Natriuretic Peptides (NPs), including atrial (ANP) and brain (BNP) types, exert pleiotropic effects in regulating immune responses via the Natriuretic Peptide Receptor-1 (NPR1), expressed across various immune cells. While NPs are established inhibitors of inflammasome activation and IL-1β secretion in human monocytes, their role in dendritic cells (DCs)-key regulators of innate and adaptive immunity-remains unclear. Inflammasome activation in DCs can yield both protective and detrimental outcomes depending on the context of the disease, suggesting that modulating this pathway could offer a promising pharmacological strategy for controlling immune responses.
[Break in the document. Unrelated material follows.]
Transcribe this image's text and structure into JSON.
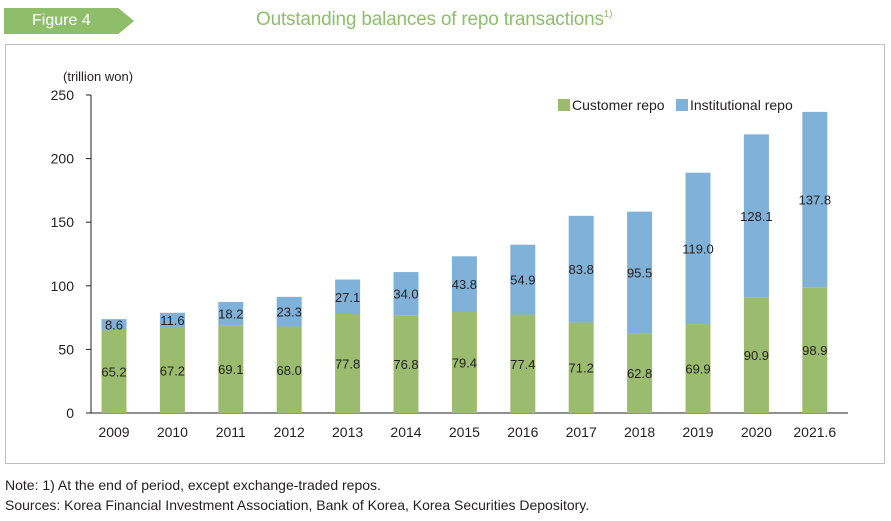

This study explored the regulation of the NLRP3 inflammasome by NPs in two conventional DC subsets: cDC1 and cDC2. We found that both subsets express basal levels of the NPR1 receptor, which increase under inflammatory conditions. Additionally, cDCs themselves produce ANP and BNP during inflammation. Although both subsets express basal levels of NLRP3 inflammasome proteins, cDC2 display a more robust NLRP3/IL-1β activation in response to LPS + ATP stimulation compared to cDC1. Notably, the NPs/NPR1 axis suppresses NLRP3 activation more effectively in the cDC2 subset by acting at translational and post-translational levels. These findings highlight NPs as a novel mechanism for controlling the inflammatory phenotype of cDCs and underscores NPs/NPR1 axis as therapeutic target for immune modulation of DC subsets.